Koizumi and Tanaka were aggressively promoted in the media as the only means of salvaging both Japan’s economic prospects and the party’s chances in the upper house election. Koizumi took advantage of the disaffection in the party’s ranks to win the vote of virtually all the LDP branches and also carried the poll of LDP legislators. But having won the party leadership, his difficulties have just begun.

His opinion poll approval rating is hovering near 90 percent. With the backing of the media, Koizumi has been able to tap into the widespread discontent in Japan with the LDP and the political establishment, even though he declares that Japan has to pass a period of “pain” to recover. Sections of the ruling class are insisting that his government press ahead with economic restructuring as quickly as possible before the impact of his policies becomes apparent, and euphoric support for Koizumi turns to opposition and hostility.

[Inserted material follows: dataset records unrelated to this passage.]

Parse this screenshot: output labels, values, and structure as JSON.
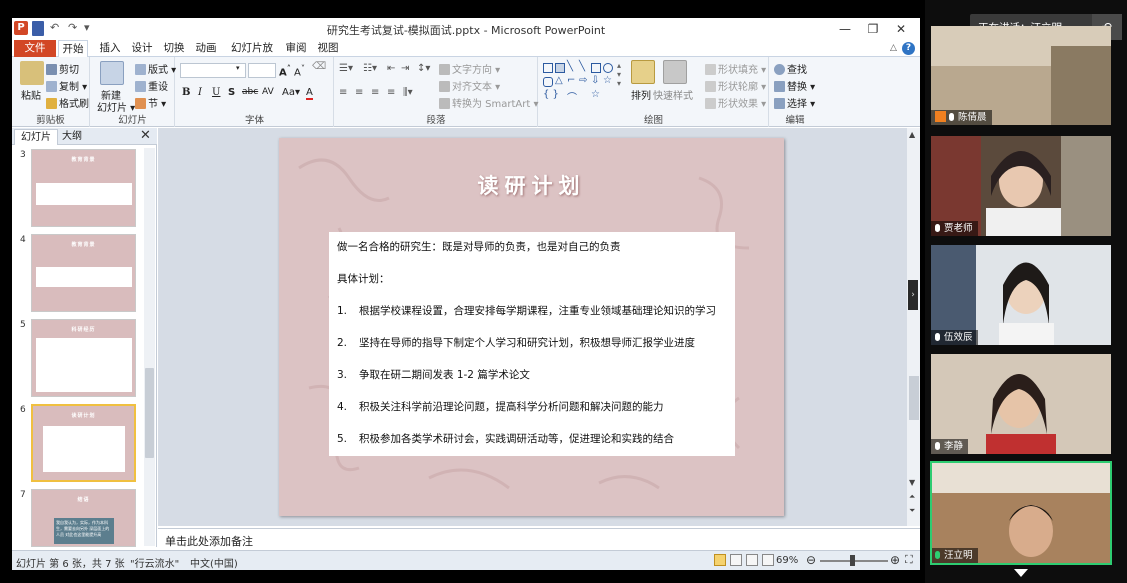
{
  "window": {
    "title": "研究生考试复试-模拟面试.pptx - Microsoft PowerPoint",
    "app_icon_letter": "P"
  },
  "ribbon_tabs": [
    "文件",
    "开始",
    "插入",
    "设计",
    "切换",
    "动画",
    "幻灯片放映",
    "审阅",
    "视图"
  ],
  "ribbon": {
    "clipboard": {
      "label": "剪贴板",
      "paste": "粘贴",
      "cut": "剪切",
      "copy": "复制",
      "format_painter": "格式刷"
    },
    "slides": {
      "label": "幻灯片",
      "new_slide_line1": "新建",
      "new_slide_line2": "幻灯片",
      "layout": "版式",
      "reset": "重设",
      "section": "节"
    },
    "font": {
      "label": "字体",
      "bold": "B",
      "italic": "I",
      "underline": "U",
      "shadow": "S",
      "strike": "abc",
      "spacing": "AV",
      "case": "Aa",
      "color": "A"
    },
    "paragraph": {
      "label": "段落",
      "text_direction": "文字方向",
      "align_text": "对齐文本",
      "smartart": "转换为 SmartArt"
    },
    "drawing": {
      "label": "绘图",
      "arrange": "排列",
      "quick_styles": "快速样式",
      "shape_fill": "形状填充",
      "shape_outline": "形状轮廓",
      "shape_effects": "形状效果"
    },
    "editing": {
      "label": "编辑",
      "find": "查找",
      "replace": "替换",
      "select": "选择"
    }
  },
  "left_pane": {
    "tabs": [
      "幻灯片",
      "大纲"
    ],
    "thumbnails": [
      {
        "num": "3",
        "title": "教育背景"
      },
      {
        "num": "4",
        "title": "教育背景"
      },
      {
        "num": "5",
        "title": "科研经历"
      },
      {
        "num": "6",
        "title": "读研计划"
      },
      {
        "num": "7",
        "title": "结语",
        "caption": "我自我认为，实际，作为本科生，需要去向另外 深层面上的人员 对此也这里能提升高"
      }
    ],
    "selected": "6"
  },
  "slide": {
    "title": "读研计划",
    "heading": "做一名合格的研究生：既是对导师的负责，也是对自己的负责",
    "plan_label": "具体计划：",
    "items": [
      {
        "num": "1.",
        "text": "根据学校课程设置，合理安排每学期课程，注重专业领域基础理论知识的学习"
      },
      {
        "num": "2.",
        "text": "坚持在导师的指导下制定个人学习和研究计划，积极想导师汇报学业进度"
      },
      {
        "num": "3.",
        "text": "争取在研二期间发表 1-2 篇学术论文"
      },
      {
        "num": "4.",
        "text": "积极关注科学前沿理论问题，提高科学分析问题和解决问题的能力"
      },
      {
        "num": "5.",
        "text": "积极参加各类学术研讨会，实践调研活动等，促进理论和实践的结合"
      }
    ]
  },
  "notes_placeholder": "单击此处添加备注",
  "status": {
    "slide_info": "幻灯片 第 6 张，共 7 张",
    "theme": "\"行云流水\"",
    "language": "中文(中国)",
    "zoom": "69%"
  },
  "meeting": {
    "sharing_banner": "正在讲话：汪立明",
    "participants": [
      "陈倩晨",
      "贾老师",
      "伍效辰",
      "李静",
      "汪立明"
    ]
  },
  "colors": {
    "ppt_accent": "#d24726",
    "slide_bg": "#dcc3c4",
    "active_speaker": "#2ecc71"
  }
}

But from the day it was formed, the Koizumi cabinet has faced bitter inner party opposition. If Hashimoto and his allies have not challenged Koizumi too openly so far, it is because they calculate that his popularity will be helpful in the upcoming elections. However, there has been what can only be characterised as an ill-disguised guerrilla campaign aimed at discrediting and undermining the position of Koizumi and his key allies.

One of the prime targets has been Foreign Minister Makiko Tanaka, who as one of the country’s few popular politicians is a crucial Koizumi ally. From the outset, Tanaka set out to stamp her own authority on her post—a major shift from past practice. Under conditions where ministries were allocated mainly on factional grounds, the state bureaucracy had considerable power, working in league with LDP faction chiefs and big business. Policy was formulated and implemented by senior bureaucrats, who regarded their ministers as ceremonial mouthpieces.

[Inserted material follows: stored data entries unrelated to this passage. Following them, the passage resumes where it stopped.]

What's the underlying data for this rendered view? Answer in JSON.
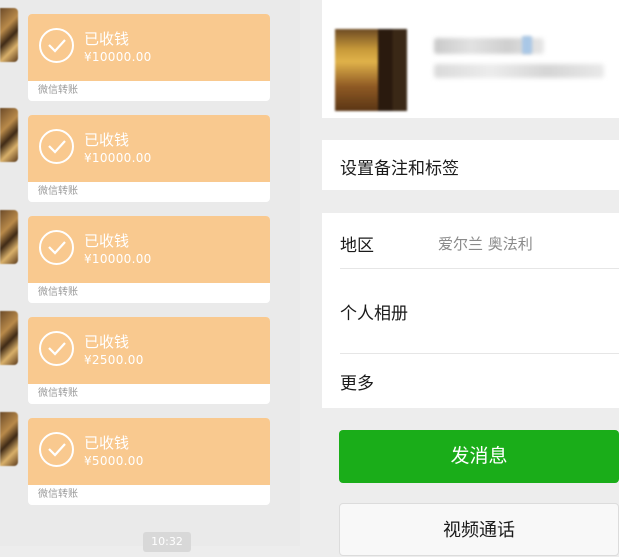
{
  "chat": {
    "transfers": [
      {
        "status": "已收钱",
        "amount": "¥10000.00",
        "footer": "微信转账"
      },
      {
        "status": "已收钱",
        "amount": "¥10000.00",
        "footer": "微信转账"
      },
      {
        "status": "已收钱",
        "amount": "¥10000.00",
        "footer": "微信转账"
      },
      {
        "status": "已收钱",
        "amount": "¥2500.00",
        "footer": "微信转账"
      },
      {
        "status": "已收钱",
        "amount": "¥5000.00",
        "footer": "微信转账"
      }
    ],
    "time_badge": "10:32"
  },
  "profile": {
    "set_remark_label": "设置备注和标签",
    "region_label": "地区",
    "region_value": "爱尔兰  奥法利",
    "album_label": "个人相册",
    "more_label": "更多",
    "send_message_button": "发消息",
    "video_call_button": "视频通话"
  },
  "colors": {
    "transfer_bubble": "#f9c98f",
    "primary_button": "#1aad19",
    "page_background": "#ededed"
  }
}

Using a long-running corruption scandal in the ministry, Tanaka announced her intention to seek the removal of four powerful bureaucrats, including the current vice foreign minister and the US and British ambassadors.

The consequences of challenging the entrenched officialdom were immediate. Tanaka confronted a flood of high level leaks from within her ministry—the most damaging taking place in early June. The media was handed alleged transcripts recorded by ministry translators and note-takers of informal discussions between Tanaka and the foreign ministers of Germany, Italy and Australia. The leaks portrayed her as anti-American, hostile to the planned US National Missile Defence system, contemptuous of Bush and his administration and a defender of the Kyoto Protocol on green house gas emissions.

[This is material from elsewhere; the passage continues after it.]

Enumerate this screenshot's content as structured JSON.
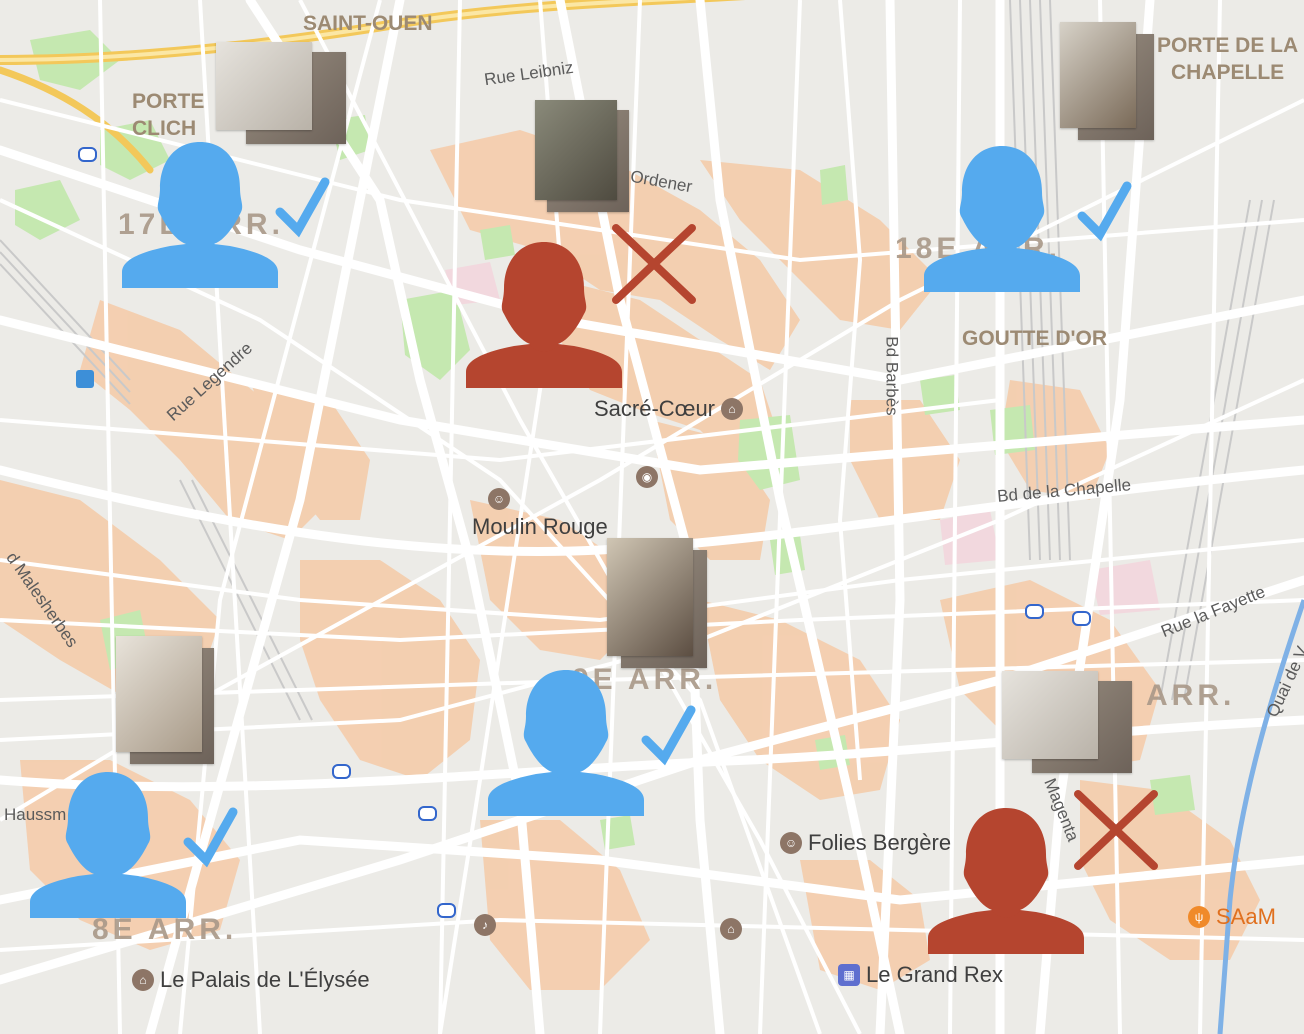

Released just weeks before Tanaka and Koizumi travelled to the US for talks with the Bush administration, the leaks caused havoc to the formulation of foreign policy. In order to prevent the potential airing of details of the discussions in Washington, Tanaka has been forced to back off. The personnel reshuffle has been deferred until August when the senior officials are due to retire.

According to unnamed officials cited in the Japan Weekly Post, senior bureaucrats have also been engaged in sowing discord between Economic Policy Minister Heizo Takenaka and Financial Policy Minister Hakuo Yanagisawa. The two differ over Yanagisawa’s opposition to using more public funds to bail out Japan’s debt-ridden banking system.

In the lead-up to the upper house elections, the conflict within the LDP and between the cabinet and the state bureaucracy has been relatively tame. Based on current polling, Koizumi’s popularity has increased support for the LDP to 50 percent, its highest level since 1991, and the government is likely to retain control of the upper house of parliament. After the poll is over, however, the infighting is likely to become far more savage as Koizumi is pressed to implement economic restructuring, and his opponents attempt to block or at least modify it.